M. Atchadam s'est tourné vers la France vendredi, en demandant à Emmanuel Macron "d'intervenir". La veille le Quai d'Orsay s'était montré expéditif, déclarant suivre "avec préoccupation la situation au Togo".

"Nous condamnons fermement les violences récentes qui ont fait plusieurs victimes (et) appelons les parties (...) à entamer un dialogue", a ajouté le ministère des Affaires Étrangères.

"Je ne suis pas sûr que le dossier togolais soit vraiment une priorité pour la France", justifie M. Yabi.
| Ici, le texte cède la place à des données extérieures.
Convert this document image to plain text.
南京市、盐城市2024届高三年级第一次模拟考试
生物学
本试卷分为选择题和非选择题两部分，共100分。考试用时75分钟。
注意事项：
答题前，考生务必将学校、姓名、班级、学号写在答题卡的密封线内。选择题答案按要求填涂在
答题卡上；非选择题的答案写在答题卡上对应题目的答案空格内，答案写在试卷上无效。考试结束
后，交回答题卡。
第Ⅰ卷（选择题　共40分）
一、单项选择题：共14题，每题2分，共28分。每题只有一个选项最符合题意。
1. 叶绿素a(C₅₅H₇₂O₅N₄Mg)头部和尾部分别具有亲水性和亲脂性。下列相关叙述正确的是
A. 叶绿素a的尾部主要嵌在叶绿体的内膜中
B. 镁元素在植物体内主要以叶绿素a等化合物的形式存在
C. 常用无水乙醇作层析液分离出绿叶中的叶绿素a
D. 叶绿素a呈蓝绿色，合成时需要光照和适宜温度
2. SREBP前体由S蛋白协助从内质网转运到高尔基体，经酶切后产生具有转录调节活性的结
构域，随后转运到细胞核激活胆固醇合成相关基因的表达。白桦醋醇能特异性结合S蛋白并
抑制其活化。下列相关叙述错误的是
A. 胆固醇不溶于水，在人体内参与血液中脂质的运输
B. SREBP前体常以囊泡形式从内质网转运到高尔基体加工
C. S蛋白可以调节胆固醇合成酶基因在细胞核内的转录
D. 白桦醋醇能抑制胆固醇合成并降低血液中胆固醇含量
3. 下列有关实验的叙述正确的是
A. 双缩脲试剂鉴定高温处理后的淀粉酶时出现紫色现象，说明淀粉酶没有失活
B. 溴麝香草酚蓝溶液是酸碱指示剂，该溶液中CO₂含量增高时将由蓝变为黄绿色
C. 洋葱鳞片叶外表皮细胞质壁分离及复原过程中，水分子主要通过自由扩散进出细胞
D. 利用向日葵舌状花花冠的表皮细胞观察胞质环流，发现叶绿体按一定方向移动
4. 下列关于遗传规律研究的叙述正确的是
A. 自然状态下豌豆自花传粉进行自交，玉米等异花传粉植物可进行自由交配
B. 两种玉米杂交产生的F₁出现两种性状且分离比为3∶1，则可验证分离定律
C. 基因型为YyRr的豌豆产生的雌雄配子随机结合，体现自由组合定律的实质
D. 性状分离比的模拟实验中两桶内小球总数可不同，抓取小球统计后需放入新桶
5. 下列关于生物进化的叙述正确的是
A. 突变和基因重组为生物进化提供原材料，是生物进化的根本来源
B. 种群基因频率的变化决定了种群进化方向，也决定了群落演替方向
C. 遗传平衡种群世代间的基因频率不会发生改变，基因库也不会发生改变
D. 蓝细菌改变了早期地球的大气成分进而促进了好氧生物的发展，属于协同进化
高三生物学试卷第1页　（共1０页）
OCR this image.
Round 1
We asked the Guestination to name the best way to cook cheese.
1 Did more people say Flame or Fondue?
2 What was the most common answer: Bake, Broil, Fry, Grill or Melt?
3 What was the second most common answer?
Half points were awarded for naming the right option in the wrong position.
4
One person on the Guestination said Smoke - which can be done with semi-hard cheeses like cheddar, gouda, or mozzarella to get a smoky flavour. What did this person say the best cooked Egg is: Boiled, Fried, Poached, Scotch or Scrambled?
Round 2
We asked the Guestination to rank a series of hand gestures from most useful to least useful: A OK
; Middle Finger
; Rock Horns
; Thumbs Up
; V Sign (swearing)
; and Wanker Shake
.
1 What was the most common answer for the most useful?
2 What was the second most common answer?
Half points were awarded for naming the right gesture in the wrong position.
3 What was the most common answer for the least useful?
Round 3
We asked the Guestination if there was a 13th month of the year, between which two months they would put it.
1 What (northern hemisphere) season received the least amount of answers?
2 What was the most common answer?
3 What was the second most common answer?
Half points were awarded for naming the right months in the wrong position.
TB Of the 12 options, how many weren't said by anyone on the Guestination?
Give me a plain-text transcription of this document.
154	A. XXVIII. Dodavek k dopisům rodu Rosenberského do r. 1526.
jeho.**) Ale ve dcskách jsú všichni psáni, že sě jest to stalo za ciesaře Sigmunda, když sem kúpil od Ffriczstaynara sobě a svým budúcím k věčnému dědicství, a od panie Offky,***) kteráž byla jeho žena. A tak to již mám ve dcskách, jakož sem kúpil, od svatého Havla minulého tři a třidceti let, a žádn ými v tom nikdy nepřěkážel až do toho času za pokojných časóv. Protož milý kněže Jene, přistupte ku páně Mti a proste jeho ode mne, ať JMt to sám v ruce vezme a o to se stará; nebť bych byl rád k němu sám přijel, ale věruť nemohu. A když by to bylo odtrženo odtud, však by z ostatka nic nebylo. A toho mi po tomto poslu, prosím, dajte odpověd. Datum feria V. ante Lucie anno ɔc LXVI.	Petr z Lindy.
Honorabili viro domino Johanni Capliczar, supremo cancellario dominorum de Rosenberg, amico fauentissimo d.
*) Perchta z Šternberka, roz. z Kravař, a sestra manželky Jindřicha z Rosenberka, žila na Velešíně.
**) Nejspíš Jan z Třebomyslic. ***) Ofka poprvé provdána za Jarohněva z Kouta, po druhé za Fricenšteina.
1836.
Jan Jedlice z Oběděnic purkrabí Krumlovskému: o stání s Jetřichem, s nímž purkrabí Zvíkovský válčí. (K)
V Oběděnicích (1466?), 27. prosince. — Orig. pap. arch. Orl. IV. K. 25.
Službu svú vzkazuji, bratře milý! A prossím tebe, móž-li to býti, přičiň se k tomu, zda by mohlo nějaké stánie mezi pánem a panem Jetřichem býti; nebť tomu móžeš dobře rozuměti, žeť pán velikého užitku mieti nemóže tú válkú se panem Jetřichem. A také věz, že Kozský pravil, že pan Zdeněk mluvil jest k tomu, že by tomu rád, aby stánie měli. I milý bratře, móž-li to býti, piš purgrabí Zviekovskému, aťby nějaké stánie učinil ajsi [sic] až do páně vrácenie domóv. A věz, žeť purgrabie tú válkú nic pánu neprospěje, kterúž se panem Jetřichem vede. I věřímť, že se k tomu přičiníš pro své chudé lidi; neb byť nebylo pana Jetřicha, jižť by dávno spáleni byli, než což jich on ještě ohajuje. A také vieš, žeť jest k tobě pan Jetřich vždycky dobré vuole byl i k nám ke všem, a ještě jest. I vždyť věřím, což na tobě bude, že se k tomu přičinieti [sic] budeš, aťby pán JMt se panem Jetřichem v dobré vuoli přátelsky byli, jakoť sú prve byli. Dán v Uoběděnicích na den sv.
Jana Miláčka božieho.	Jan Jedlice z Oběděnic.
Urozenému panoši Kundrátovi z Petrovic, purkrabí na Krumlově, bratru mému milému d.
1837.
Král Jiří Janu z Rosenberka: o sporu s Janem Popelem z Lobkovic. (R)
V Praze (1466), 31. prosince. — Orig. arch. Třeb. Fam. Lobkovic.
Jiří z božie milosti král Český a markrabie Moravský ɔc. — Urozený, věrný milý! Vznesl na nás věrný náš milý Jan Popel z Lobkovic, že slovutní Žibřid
D'autre part, "le pouvoir français a été très proche du régime Gnassingbé pendant des années, et jusqu'à récemment. Or la mobilisation populaire actuelle est très forte, il est donc difficile d'imaginer Paris prendre une position plus directe", selon ce spécialiste de l'Afrique de l'Ouest.

Un référendum pour apaiser?

L'opposition réclame depuis dix ans une réforme constitutionnelle, notamment la limite à deux du nombre de mandats présidentiels. La constitution togolaise de 1992 a été modifiée à de nombreuses reprises pour maintenir Eyadéma Gnassingbé au pouvoir, puis pour faciliter l'accès de l'actuel chef d'Eta à la mort de son père en 2005.

Pressé par la crise actuelle, le gouvernement a proposé un projet de réforme, qui sera soumis au peuple "dans les prochains mois".

L'opposition rejette le texte en bloc, arguant qu'il n'est pas rétroactif et qu'il permettrait à M. Gnassingbé de se représenter en 2020, puis 2025.

Elle boycotte d'ailleurs la Commission électorale nationale indépendante (Céni), chargée d'organiser le référendum, où 5 sièges sur 17 lui sont réservés.

"Dans le contexte actuel, le référendum est une voie suicidaire" car les antagonismes opposition/pouvoir en seraient exacerbés, explique à l'AFP le Pasteur Edoh Komi du Mouvement de la société civile Martin Luther King.

Selon cette voix de la société civile, "le gouvernement doit renoncer à cette option inappropriée".

"Il est certes vrai que le référendum est légal et constitutionnel, mais il ne peut résoudre la crise togolaise", a-t-il ajouté.